Hmm… so it’s not 100% clear what to do in this case. Restricting the search so that it only executes if 2 or more elements of the patient name are populated wouldn’t do a ton of good since the DB query is an OR query, not an AND, so it wouldn’t reduce the number of matches returned.

Basically, the basic algorithm does an OR search on all available fields, and then loops over the return patients and scores them based on which fields match, etc. This seems a reasonable way to do things as long as you’ve got a small-to-medium sized patient set. Since (I believe?) we are switching to Lucerne in 1.11, it seemed like it wasn’t worth putting too much effort into reworking this. So my plan is to focus just on the Name Phonetics algorithm and improve it to function similar to the algorithm we have in our legacy patient registration module.
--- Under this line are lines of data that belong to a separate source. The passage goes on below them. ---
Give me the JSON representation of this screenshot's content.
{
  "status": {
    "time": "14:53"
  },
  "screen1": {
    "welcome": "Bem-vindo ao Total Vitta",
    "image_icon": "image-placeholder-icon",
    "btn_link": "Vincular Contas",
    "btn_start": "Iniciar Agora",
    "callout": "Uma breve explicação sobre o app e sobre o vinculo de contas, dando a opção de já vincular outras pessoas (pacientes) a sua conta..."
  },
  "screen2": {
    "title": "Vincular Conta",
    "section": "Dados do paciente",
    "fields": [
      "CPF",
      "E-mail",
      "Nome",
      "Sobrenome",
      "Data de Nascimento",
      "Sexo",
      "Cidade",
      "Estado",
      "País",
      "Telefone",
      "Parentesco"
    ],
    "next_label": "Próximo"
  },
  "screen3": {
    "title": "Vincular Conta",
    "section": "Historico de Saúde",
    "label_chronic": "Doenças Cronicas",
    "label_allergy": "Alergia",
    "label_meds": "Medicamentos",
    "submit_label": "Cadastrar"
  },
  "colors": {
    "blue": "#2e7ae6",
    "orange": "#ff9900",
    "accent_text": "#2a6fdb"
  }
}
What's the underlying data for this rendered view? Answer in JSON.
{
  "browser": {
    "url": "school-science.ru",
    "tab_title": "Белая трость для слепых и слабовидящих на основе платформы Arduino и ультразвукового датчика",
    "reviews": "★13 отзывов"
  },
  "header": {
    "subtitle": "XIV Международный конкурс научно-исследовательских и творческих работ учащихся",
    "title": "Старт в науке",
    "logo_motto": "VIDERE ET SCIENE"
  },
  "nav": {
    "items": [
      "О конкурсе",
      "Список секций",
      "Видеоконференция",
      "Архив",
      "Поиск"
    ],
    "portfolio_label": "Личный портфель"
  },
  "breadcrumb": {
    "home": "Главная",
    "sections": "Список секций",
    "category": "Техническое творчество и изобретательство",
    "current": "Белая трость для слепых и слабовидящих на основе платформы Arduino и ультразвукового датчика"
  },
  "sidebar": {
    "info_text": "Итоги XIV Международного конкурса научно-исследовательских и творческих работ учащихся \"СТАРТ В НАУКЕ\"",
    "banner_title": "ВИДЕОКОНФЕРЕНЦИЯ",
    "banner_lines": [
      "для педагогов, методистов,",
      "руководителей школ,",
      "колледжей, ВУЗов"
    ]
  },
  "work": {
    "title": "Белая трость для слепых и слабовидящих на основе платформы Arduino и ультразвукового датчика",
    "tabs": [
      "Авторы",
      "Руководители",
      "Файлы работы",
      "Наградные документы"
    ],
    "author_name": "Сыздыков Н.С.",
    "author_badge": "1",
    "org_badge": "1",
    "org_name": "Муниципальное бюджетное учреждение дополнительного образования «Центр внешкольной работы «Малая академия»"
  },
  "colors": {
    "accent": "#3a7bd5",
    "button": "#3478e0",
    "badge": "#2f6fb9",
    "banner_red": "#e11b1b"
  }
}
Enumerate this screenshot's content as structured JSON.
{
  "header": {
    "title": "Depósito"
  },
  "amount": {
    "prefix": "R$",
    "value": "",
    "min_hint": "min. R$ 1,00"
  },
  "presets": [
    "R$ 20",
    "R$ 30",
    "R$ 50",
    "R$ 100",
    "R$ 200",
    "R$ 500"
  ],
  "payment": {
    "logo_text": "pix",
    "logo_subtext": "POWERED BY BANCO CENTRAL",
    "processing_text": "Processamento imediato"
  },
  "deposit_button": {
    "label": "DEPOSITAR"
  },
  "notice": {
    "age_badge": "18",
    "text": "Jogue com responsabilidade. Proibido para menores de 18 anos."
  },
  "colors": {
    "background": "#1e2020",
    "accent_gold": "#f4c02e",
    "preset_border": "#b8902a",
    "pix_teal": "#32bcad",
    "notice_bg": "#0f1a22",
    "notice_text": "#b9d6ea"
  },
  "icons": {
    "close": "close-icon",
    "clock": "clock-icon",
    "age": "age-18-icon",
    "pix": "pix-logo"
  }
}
burke · September 23, 2015, 3:10am

We should have two types of seaches. I think we may have referred to them as “sensitive” and “specific”, but the point is that the algorithms/scoring & attributes compared may differ between a sensitive search (used when you are trying to help the user find a patient based on partial information) and a specific search (used to help ensure that the new patient you’re about to create isn’t a duplicate).

In any case, Lucene will make finding potential matches & having scores for them much simpler and return results nearly instantly even for large patient sets. So, use the 80/20 rule when trying to make the pre-lucene search functional.